Korea unlikely to hold off on revising bank rules
Basel III, which is set to take effect from Jan. 1 in Korea, Japan, China, Singapore and Thailand, is named after a global accord made by 27 member countries of the Basel Committee on Banking Supervision in October 2010.
The latest landmark banking reform deal is aimed at beefing up capital buffers so that banks will be more resilient to financial shocks in order to prevent future financial crises like what happened after the collapse of Lehman Brothers in the U.S. in 2008.
In response to growing speculation that Korea may follow in the footsteps of the U.S., an official at the Financial Supervisory Service (FSS) who is closely involved in introducing Basel III to the country told the Korea JoongAng Daily that Korea is preparing to introduce Basel III next year as planned.
The U.S. Treasury said on Nov. 9 that it would not implement the Basel III rules in January, claiming that U.S. banks are not yet ready for the move.
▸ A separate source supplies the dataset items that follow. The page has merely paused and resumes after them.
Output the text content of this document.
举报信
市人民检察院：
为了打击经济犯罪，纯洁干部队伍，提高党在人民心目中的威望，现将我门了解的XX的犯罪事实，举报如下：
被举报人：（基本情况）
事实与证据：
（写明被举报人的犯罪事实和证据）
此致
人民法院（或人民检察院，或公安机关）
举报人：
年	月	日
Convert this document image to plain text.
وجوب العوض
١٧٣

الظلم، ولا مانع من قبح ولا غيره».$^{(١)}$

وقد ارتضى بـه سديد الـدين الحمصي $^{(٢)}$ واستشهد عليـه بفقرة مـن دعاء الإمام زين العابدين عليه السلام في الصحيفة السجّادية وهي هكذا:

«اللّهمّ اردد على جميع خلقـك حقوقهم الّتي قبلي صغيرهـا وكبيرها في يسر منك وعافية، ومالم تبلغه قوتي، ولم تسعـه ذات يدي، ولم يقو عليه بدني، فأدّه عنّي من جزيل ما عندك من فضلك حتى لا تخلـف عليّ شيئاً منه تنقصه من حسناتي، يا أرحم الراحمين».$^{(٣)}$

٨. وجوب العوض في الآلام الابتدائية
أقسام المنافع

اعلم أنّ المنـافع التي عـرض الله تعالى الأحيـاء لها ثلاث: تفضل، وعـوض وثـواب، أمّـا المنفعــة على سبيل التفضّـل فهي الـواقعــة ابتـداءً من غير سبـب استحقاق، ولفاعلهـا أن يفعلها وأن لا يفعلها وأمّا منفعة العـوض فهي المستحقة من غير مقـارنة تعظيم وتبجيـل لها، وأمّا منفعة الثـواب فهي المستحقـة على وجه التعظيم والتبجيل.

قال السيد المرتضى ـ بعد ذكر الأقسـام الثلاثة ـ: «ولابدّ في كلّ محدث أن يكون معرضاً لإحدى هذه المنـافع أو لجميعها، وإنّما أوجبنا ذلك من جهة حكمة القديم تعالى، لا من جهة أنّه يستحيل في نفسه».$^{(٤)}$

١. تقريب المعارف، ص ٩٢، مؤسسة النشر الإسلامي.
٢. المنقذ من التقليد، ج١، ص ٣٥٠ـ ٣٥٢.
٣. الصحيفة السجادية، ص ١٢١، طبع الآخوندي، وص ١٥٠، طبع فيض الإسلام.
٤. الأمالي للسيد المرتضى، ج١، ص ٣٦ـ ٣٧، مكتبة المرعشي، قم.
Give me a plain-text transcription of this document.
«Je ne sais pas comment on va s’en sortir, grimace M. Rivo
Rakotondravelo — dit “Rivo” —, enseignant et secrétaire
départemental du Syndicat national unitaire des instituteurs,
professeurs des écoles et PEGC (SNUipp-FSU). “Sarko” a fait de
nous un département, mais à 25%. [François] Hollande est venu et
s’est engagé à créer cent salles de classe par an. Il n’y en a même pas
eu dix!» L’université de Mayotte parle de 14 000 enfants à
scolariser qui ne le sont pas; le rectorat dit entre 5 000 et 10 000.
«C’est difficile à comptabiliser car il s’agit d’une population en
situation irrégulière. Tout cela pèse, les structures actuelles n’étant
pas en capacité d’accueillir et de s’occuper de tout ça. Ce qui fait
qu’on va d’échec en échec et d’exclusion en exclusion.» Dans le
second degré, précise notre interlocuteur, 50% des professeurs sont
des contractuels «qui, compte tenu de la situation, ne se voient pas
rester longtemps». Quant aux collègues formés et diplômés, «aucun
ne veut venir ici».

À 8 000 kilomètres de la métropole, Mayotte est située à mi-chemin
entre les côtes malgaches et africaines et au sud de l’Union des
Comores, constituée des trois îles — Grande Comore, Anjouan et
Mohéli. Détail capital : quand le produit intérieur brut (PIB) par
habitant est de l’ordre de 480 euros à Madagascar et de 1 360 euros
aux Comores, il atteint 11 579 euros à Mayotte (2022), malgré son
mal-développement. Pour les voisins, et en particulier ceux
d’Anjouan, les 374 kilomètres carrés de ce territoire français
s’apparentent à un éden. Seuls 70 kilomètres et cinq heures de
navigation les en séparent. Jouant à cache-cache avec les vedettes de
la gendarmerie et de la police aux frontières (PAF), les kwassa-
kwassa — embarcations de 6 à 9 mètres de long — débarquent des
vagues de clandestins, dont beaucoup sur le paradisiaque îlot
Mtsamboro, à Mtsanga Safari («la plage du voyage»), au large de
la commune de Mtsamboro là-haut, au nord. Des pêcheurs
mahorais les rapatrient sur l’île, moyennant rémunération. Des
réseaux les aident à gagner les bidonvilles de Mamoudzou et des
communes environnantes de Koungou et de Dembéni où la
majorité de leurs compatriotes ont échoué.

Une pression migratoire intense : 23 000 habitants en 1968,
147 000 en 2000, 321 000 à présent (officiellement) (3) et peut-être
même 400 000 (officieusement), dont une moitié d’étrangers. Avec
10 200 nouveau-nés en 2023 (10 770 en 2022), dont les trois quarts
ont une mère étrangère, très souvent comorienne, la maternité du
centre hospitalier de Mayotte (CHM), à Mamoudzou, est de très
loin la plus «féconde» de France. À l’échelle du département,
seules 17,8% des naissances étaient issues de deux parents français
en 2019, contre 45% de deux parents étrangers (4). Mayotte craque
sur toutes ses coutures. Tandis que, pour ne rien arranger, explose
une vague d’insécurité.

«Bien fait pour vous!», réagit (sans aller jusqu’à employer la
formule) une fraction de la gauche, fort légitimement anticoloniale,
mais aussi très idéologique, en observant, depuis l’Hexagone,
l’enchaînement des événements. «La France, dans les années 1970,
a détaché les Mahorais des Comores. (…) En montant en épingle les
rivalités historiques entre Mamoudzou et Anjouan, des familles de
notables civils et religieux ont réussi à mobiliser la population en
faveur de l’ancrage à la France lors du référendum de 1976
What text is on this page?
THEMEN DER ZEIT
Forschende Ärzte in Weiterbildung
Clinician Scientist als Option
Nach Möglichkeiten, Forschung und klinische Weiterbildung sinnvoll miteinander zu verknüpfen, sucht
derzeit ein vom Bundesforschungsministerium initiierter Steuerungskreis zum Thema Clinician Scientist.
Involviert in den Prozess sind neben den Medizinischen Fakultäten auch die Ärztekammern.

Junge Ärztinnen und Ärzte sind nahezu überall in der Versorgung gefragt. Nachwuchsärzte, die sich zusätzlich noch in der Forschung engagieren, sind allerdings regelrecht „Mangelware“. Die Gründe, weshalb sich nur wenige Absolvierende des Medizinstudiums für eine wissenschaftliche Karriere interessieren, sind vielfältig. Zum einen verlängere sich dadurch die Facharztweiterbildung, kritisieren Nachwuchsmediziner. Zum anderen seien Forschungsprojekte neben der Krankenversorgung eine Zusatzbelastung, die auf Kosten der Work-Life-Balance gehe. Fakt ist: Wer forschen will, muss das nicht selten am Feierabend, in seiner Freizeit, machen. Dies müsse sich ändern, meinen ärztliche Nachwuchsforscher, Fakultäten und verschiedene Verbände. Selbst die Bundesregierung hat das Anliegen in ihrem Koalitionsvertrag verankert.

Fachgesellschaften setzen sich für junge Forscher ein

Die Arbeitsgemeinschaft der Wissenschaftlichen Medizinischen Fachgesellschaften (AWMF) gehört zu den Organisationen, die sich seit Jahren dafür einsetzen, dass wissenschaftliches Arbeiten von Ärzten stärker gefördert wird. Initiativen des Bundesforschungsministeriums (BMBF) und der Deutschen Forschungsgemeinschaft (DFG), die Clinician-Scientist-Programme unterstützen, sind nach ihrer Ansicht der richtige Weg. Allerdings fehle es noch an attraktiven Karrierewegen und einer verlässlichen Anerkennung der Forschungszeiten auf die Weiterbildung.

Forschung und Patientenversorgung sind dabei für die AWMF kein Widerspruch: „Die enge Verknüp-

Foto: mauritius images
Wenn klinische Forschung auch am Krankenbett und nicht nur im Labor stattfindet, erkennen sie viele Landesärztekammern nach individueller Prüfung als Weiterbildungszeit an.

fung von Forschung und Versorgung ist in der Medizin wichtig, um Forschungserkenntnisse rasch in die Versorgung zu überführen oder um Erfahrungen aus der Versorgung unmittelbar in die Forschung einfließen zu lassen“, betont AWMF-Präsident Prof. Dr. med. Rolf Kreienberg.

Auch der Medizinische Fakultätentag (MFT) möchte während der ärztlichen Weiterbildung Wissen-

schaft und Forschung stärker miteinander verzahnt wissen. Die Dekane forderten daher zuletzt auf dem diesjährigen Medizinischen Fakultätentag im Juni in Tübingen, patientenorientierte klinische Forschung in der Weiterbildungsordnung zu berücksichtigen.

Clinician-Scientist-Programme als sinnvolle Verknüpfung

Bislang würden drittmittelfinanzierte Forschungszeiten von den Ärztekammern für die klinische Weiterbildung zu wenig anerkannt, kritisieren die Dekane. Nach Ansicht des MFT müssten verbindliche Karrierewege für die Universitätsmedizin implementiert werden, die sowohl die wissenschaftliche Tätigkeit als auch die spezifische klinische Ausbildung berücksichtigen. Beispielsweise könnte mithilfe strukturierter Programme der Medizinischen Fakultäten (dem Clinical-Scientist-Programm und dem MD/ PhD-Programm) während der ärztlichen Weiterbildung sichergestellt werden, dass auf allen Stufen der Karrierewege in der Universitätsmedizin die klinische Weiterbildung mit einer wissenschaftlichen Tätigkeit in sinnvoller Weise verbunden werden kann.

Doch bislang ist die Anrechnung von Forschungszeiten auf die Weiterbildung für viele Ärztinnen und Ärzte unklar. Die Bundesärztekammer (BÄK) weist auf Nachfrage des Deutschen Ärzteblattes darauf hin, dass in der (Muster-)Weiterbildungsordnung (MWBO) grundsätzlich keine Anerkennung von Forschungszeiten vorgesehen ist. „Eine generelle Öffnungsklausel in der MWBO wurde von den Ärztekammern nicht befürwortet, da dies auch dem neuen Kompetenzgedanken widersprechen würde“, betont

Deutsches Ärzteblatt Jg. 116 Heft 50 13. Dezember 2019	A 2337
“Korea is ready for Basel III,” said an official at the FSS. “Unlike U.S. and European banks, which suffer from liquidity problems, Korean banks are relatively healthy.”
“Other Asian countries have made all the final preparations,” said another official at the FSS. “Korea would send out the wrong message that its banking sector is not fiscally secure if it were not to act in concert with other Asian nations on this matter.”
Preliminary figures released by the FSS yesterday showed that the BIS capital adequacy ratio - a key gauge of a lender’s ability to absorb losses - of domestic banks under Basel II averaged 14.09 percent at the end of September, up 0.26 percentage point from 13.83 percent at the end of the previous quarter. The BIS sets the minimum standard at 8 percent.
Banks’ Tier 1 capital ratio, which excludes supplementary capital such as subordinated debts from equity capital, averaged 11.15 percent, up 0.12 percentage point from 11.03 percent at the end of the previous quarter.
“Introducing Basel III [on time] will serve as a good opportunity for the country to improve domestic banks’ credit ratings,” Joo Jae-sung, vice chairman of the FSS, said at a symposium in Seoul on Tuesday. It was attended by over 400 officials, researchers and bankers.
Irrespective of whether Korea suspends its implementation of the stricter banking rules, the financial authorities said they will finish revising related laws governing the supervision of banks by the end of the year.
A recent report by the Bank of Korea suggested that banks are likely to raise their lending rates to improve their margins while also restricting loans to SMEs to minimize risk as the global agreement requires them to hold more common equity to boost their capacity to absorb losses. This would curtail overall lending, the report said.
“Banks will be more eager to attract investments from rich households and companies to shore up their capital base,” said Ryu Sang-cheol, an official at the BOK. “Banks are likely to beef up their private banking operations targeting the rich. The government needs to hammer out comprehensive measures to improve its financial support for SMEs with the implementation of Basel III.”
The report added that if the BIS ratio were to climb 1 percentage point by 2018, GDP would drop by between 0.12 percent and 0.41 percent due to curtailed lending.